Für Babette Sigg sind die Diskussionen über Nachhaltigkeit und Bereitschaft der Kunden ein sogenanntes Erdbeerproblem. Die Retailer verkaufen Erdbeeren auch im Winter und sagen, dass dies die Konsumenten so wollen. Die Konsumenten ihrerseits sagen, dass sie Erdbeeren kaufen, weil diese bei den Grossverteilern das ganze Jahr über angeboten werden. Wenn also nur noch nachhaltige Produkte angeboten werden, wird sich das Konsumverhalten anpassen, weil es keine Wahlmöglichkeiten mehr gibt. Gleiches gilt für die Verpackungen.
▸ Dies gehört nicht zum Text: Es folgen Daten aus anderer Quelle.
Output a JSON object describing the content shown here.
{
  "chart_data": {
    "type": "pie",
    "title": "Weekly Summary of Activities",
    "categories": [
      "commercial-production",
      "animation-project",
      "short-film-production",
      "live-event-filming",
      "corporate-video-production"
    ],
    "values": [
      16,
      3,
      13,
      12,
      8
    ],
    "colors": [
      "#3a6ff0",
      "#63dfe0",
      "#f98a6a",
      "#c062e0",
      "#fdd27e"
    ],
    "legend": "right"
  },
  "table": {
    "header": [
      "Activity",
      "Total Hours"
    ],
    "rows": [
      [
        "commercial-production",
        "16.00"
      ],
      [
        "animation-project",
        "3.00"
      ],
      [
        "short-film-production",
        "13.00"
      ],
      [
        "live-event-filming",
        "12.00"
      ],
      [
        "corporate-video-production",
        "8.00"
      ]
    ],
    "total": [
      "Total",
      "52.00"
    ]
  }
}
Offen blieb, wie das ideale Design für die Verpackung der Zukunft aussieht. Eine wirklich nachhaltige Verpackung spricht die grosse Masse der Konsumenten nicht an, da wir gemäss der Forschung von Dr. Hans-Georg Häusel nicht vernunft-, sondern emotional-gesteuert sind.
Die Verpackung ist für uns Menschen mehr als nur ein Transportgefäss, das den Inhalt optimal schützt und nach Gebrauch unbedenklich entsorgt werden kann. Die Verpackung weckt Emotionen aller Art, was ein wirklich nachhaltiges Packmittel aber nur noch sehr begrenzt erreichen kann. Jede Zielgruppe spricht auf andere Farben, Formen und haptische Effekte an. Eine wirklich nachhaltige Verpackung kann auf diese unterschiedlichen Präferenzen nur begrenzt eingehen. Daher muss bei den Konsumentinnen und Konsumenten ein Umdenken stattfinden. Dieses Umdenken geht mit einer grundlegenden Änderung im Konsumverhalten einher und bedarf einer umfassenden Information der gesamten Öffentlichkeit.